Horses also must have plenty of fresh, clean water and a salt lick.

What Do Horses Eat as Pets vs. in the Wild?

A well-cared-for pet horse can have a varied diet with oats, wheat, bran, and even molasses and cod liver oil though all it needs is some forage, especially hay, lots of water, and a salt lick. However, a horse that does a lot of work or a horse that’s growing, pregnant, or lactating might need supplemental vitamins and minerals. Some owners give the horse supplemental sugar beets, but they must be soaked for at least half a day before they’re fed to the horse, as dry sugar beets can swell up and cause another potentially fatal digestive problem. Some people feed their horse a commercial grain mix made up of oats, corn, barley, and other foods along with hay. The best hay is still green, dry but not too dry. It’s made of grasses and legumes and has stems, leaves, and seed heads that haven’t quite opened up.

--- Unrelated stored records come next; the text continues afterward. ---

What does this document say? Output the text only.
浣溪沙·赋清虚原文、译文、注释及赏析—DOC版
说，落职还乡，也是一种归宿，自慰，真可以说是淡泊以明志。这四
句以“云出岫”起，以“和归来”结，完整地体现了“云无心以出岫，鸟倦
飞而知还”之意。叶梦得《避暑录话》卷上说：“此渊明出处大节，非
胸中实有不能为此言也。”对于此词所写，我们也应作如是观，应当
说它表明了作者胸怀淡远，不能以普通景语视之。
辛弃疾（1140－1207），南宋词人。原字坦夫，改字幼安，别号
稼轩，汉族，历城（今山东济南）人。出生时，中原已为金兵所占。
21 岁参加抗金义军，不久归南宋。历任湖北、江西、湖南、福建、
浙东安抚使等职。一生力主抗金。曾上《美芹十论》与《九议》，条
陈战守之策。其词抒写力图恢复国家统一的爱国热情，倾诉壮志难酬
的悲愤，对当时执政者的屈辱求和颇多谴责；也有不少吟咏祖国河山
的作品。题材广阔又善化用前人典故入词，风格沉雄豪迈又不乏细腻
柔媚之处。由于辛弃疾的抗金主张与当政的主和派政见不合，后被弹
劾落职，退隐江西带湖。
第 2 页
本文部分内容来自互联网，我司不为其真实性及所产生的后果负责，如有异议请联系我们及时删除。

Horses that live in the wild don’t eat hay, which has to be prepared by humans. A truly wild horse such as the endangered Przewalski’s wild horse is also a strict herbivore and spends much of its day foraging where it lives in Mongolia. Besides grass, it also eats beans, asters, trefoil, peas, vetches, and cat grass. During the colder months, it eats the bark, twigs, and fruit of trees and shrubs such as willows, apples, pears, pines, roses, and alders. If there’s snow on the ground, the horse will scrape it away to search for hidden grasses such as brome.

Feral horses such as the mustangs found in the western part of the United States also eat grasses such as Indian ricegrass, wheatgrass, and other perennial grasses. They also eat flowers such as sunflowers, coneflowers, and thistles as well as the branches of maples, willows, sage, and junipers. Some will even eat soil, probably for its minerals.

How Do Horses Hunt Prey?

Apples are one of the more popular fruits horses like to eat.

As herbivores, horses don’t hunt prey, but as they munch grass they inevitably pick up insects and small arthropods such as spiders.

What Animals Eat Horses?

Even though they’re big animals — a Shire horse can stand 5.7 feet high at the shoulder and weigh close to 2,700 pounds — horses are prey animals. They descend from a creature that was no bigger than a small dog and weighed 12 pounds. Modern horses are still subject to predation by cougars, wolves, bears, and coyotes. Humans also hunt and eat horses or even raise them for their meat, especially in Europe and Asia. Wild horses such as zebras are hunted by lions, cheetahs, leopards, hyenas, and African wild dogs.